Unlike most people who are ride-or-die for this activity, I started speech and debate relatively late in my high school career: the middle of sophomore year, to be exact. Despite being a late bloomer (or late speaker, I suppose), I quickly fell in love with forensics and found my niche in extemporaneous speaking.

When I first started competing, it was a rough time to be Bradley Wascher. The first extemp I ever gave was on the question “Will the US have another government shutdown?”, and my initial reaction was, “Wait, the government can shut down?!” After a three-and-a-half minute mess that began with a comparison of Congress to Mean Girls and ended with an apology to my judge, I walked out of the room absolutely confused and defeated.

To be honest, if I was participating in any other extracurricular, I likely would have just given up after that tragic first tournament.

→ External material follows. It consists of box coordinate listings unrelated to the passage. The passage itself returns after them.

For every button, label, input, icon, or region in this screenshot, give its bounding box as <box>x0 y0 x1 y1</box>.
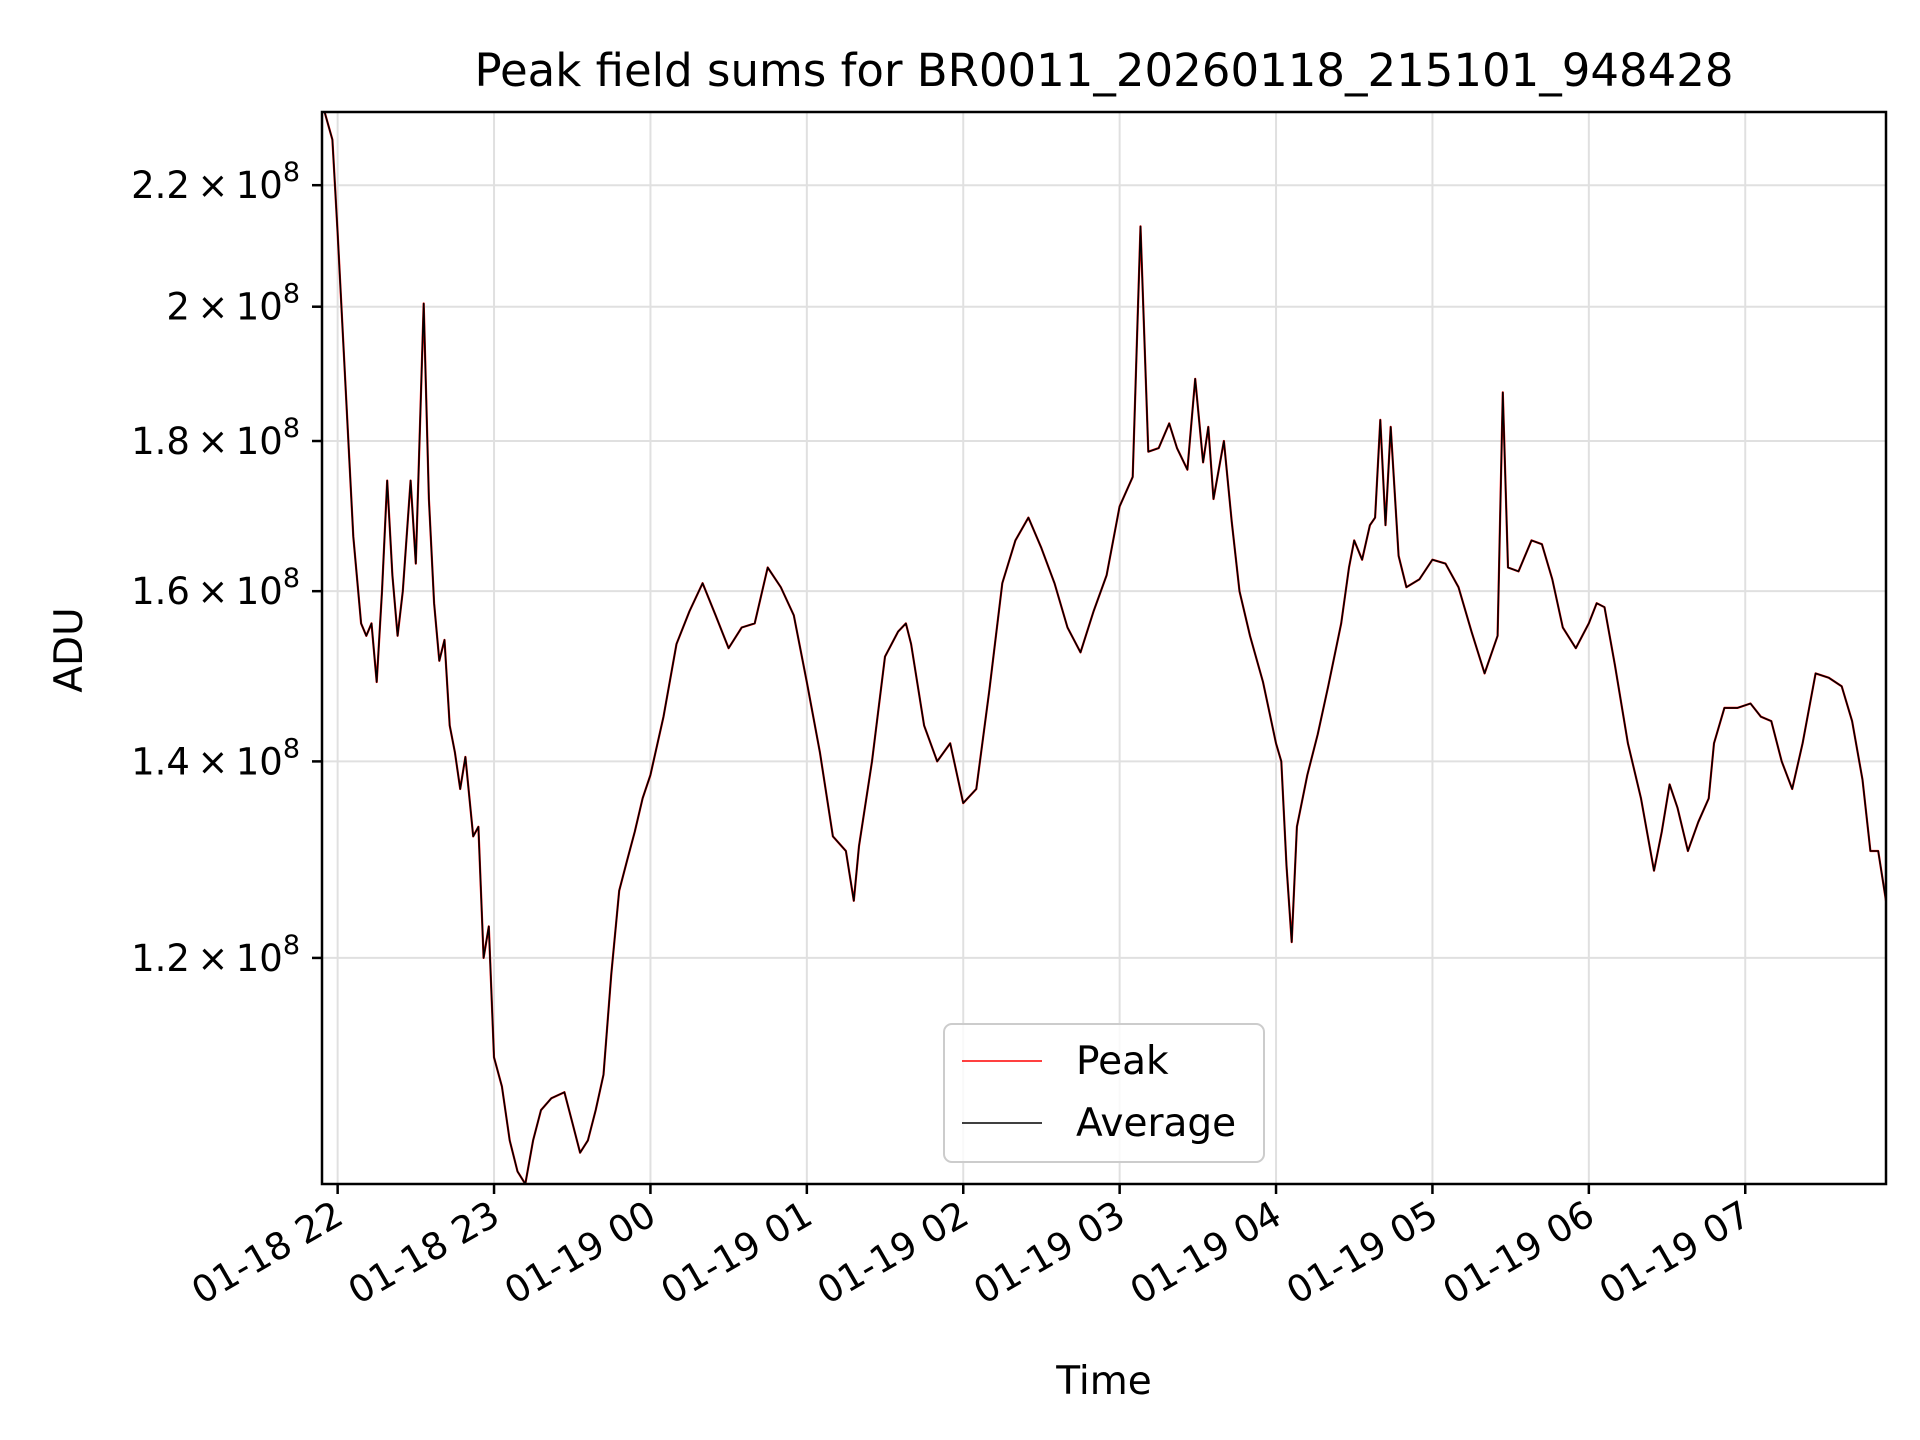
series-line-average <box>323 112 1886 1184</box>
y-tick-label: 1.4 × 108 <box>131 733 300 783</box>
y-tick-mantissa: 1.6 × 10 <box>131 570 283 613</box>
y-tick-exponent: 8 <box>283 733 300 764</box>
legend-peak-label: Peak <box>1076 1039 1169 1084</box>
y-tick-label: 1.2 × 108 <box>131 930 300 980</box>
grid-lines <box>322 112 1886 1184</box>
y-tick-label: 2.2 × 108 <box>131 157 300 207</box>
y-tick-exponent: 8 <box>283 157 300 188</box>
plot-frame <box>320 110 1888 1186</box>
y-tick-exponent: 8 <box>283 279 300 310</box>
y-tick-exponent: 8 <box>283 930 300 961</box>
y-tick-exponent: 8 <box>283 563 300 594</box>
chart-title: Peak field sums for BR0011_20260118_2151… <box>474 44 1733 97</box>
y-tick-label: 1.8 × 108 <box>131 413 300 463</box>
y-tick-label: 1.6 × 108 <box>131 563 300 613</box>
legend-box <box>943 1023 1265 1163</box>
y-tick-exponent: 8 <box>283 413 300 444</box>
series-lines <box>323 112 1886 1184</box>
y-tick-mantissa: 2 × 10 <box>166 286 282 329</box>
y-tick-mantissa: 2.2 × 10 <box>131 164 283 207</box>
y-tick-mantissa: 1.4 × 10 <box>131 740 283 783</box>
y-axis-label: ADU <box>47 607 92 692</box>
legend-average-label: Average <box>1076 1101 1236 1146</box>
y-tick-mantissa: 1.2 × 10 <box>131 937 283 980</box>
legend: Peak Average <box>943 1023 1265 1163</box>
y-tick-label: 2 × 108 <box>166 279 300 329</box>
y-tick-mantissa: 1.8 × 10 <box>131 420 283 463</box>
x-axis-label: Time <box>1055 1359 1151 1404</box>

Yet, for some reason, forensics was different. Each extemp milestone I reached – hitting seven minutes, including the correct number of citations, making my jokes land – motivated me to work harder and dream bigger. Eventually, what started out as “Oh, I guess I’ll do this because whatever” became “Holy cow, this is actually the coolest thing ever.” The rest, as they say, was history.

The next two years of high school were a prep-induced blur. After traveling to as many competitions as I could, I began to find my way in the activity. Yet, I didn’t fully understand how it was changing my life until it came time to apply to college. While most of my friends were preparing to either go to state schools or top-tier universities, I realized that I wasn’t ready to say goodbye to forensics just yet. So, I applied to Western Kentucky University (a strange choice for an Alabama native) and joined their collegiate speech and debate team. I’m currently in my sophomore year, and I couldn’t be happier.

Sure, to some participants, speech and debate can function as a fun pastime, or a way to make yourself more appealing to big-shot colleges. For most, however, the activity provides a developmental outlet like no other. When I stumbled into my forensics coach’s office, I was an awkward kid who thought he knew more about the world than he actually did. When I walked out two-and-a-half years later (metaphorically; I promise I didn’t actually spend 30 consecutive months there), I was more articulate, poised, and mature than 10thgrade Bradley could ever have imagined.

Indeed, competing in forensics allowed me, and many others, to hone crucial life skills. Speech and debate has encouraged me to defend my beliefs, taught me to express my thoughts, and given me the research tools necessary to succeed both in-round and in the classroom. As cliché as it may sound, this activity truly has made me a better version of myself, and the same is true for the hundreds of thousands of students who have participated.

Because of where I chose to go to college, I’m fortunate enough to still be competing in speech and debate. That being said, I still want to impart nuggets of advice to whomever read this far:

For everyone who has hung up their suits and put away their legal pads, I hope you cherished every minute of your time in speech and debate.

For those who are still competing, be sure to thank your coaches and hold onto the little things. Waking up at 6:00 AM on a Saturday may seem awful now, but you’re going to miss it when you’re done. Just believe me on this one.

For administrators who are curious about the value of this activity, wonder no more – forensics is invaluable, and that’s a fact that can’t be debated.